Erdoğan BM Genel Kurulu’nda 15’inci sırada konuştu. Çok önemli tespitler yaptı, en çok iz bırakan çözüm önerilerini de yine o sundu:

-Ülkemizde Suriyeliler dışında 1 milyon göçmen vardır. Adil yük ve sorumluluk temelinde tüm paydaşların bu konuda üzerlerine düşeni yapmalarının vakti çoktan gelmiştir!

Bu muhteşem tespiti son derece sığ bir yaklaşımla “yine göçmenler üzerinden para istedi” diye değerlendirecek olan bedbahtlar olacaktır. Türkiye medyasının kahredici ekseriyeti bu tepkilerin izlerini silip süpürecek güçte olduğundan ülkemiz açısından endişeye mahal yoktur.

Ancak esas büyük muzafferiyet BM binasının dışında meydana geldi:

New York’ta yeni Türkevi açıldı!

Temeli 4 yıl önce atılan Türkevi’nin tasarımını ve inşasını Türk mimarlar ve mühendisleri tarafından tamamlandı. İnşaatında da Türk işçileri çalıştı.

Erdoğan Türkevi’nin açılışında yaptığı konuşmada New York’un kalbine dikilen bu görkemli bina hakkında şöyle dedi:

-Bugün haklı bir gurur yaşıyoruz. Bu eserle Türkiye’nin birikimini ve büyüklüğünü yansıtan bir başyapıt ortaya çıkarttık.

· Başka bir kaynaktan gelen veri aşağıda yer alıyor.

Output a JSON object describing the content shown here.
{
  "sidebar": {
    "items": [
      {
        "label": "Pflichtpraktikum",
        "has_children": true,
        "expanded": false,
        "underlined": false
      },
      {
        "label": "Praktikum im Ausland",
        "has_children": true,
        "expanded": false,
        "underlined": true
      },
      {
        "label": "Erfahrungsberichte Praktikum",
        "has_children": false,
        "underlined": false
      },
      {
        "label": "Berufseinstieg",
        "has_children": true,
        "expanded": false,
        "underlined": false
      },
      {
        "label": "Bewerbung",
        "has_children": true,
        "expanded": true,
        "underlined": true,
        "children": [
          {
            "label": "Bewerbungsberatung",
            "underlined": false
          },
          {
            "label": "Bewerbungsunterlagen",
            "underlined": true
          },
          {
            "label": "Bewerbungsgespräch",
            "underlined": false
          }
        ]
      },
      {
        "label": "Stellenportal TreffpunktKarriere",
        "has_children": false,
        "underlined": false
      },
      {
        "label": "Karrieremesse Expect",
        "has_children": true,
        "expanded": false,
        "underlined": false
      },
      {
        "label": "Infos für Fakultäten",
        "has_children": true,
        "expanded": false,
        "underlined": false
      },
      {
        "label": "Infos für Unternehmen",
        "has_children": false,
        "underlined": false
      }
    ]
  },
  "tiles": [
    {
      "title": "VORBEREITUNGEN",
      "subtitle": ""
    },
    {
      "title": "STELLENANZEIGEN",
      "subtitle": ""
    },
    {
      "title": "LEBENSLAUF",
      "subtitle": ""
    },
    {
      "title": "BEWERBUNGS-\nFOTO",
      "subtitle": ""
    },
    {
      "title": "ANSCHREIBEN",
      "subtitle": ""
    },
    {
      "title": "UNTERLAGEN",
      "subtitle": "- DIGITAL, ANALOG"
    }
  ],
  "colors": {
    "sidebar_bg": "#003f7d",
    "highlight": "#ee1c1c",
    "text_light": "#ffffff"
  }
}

AKP’nin (harika tespitlerden sorumlu) Genel Başkan Yardımcısı Tokat milletvekili Özlem Zengin olayın coşkusunu sosyal medya hesabından paylaşırken tarihi vurgular da yapmayı ihmal etmedi:

-500 yıllık Türk dış politika tarihinin en önemli günlerinden bir tanesi…

Özlem Hanım tevazu göstererek “En önemli günü” dememiş de çoğul hale getirip, büyük zaferler arasına yerleştirmiş, 500 yıllık Türk dış politikasıyla beton arasında tarihi bağlar kurarak inşaat sektörünün göğsüne şeref madalyasını da takmıştır!

Bu da ayrı bir alkışı hak ediyor.

AKP’nin üstün PR çalışmalarının görkemli zaferinin kendi medyalarında yeterince yansıtılamamış olduğunun da altını çizmek gerekiyor. Amerika’daki bu tarihi başarı şu başlığı fazlasıyla hak ediyordu:

-New York’un fethi de tamam inşallah!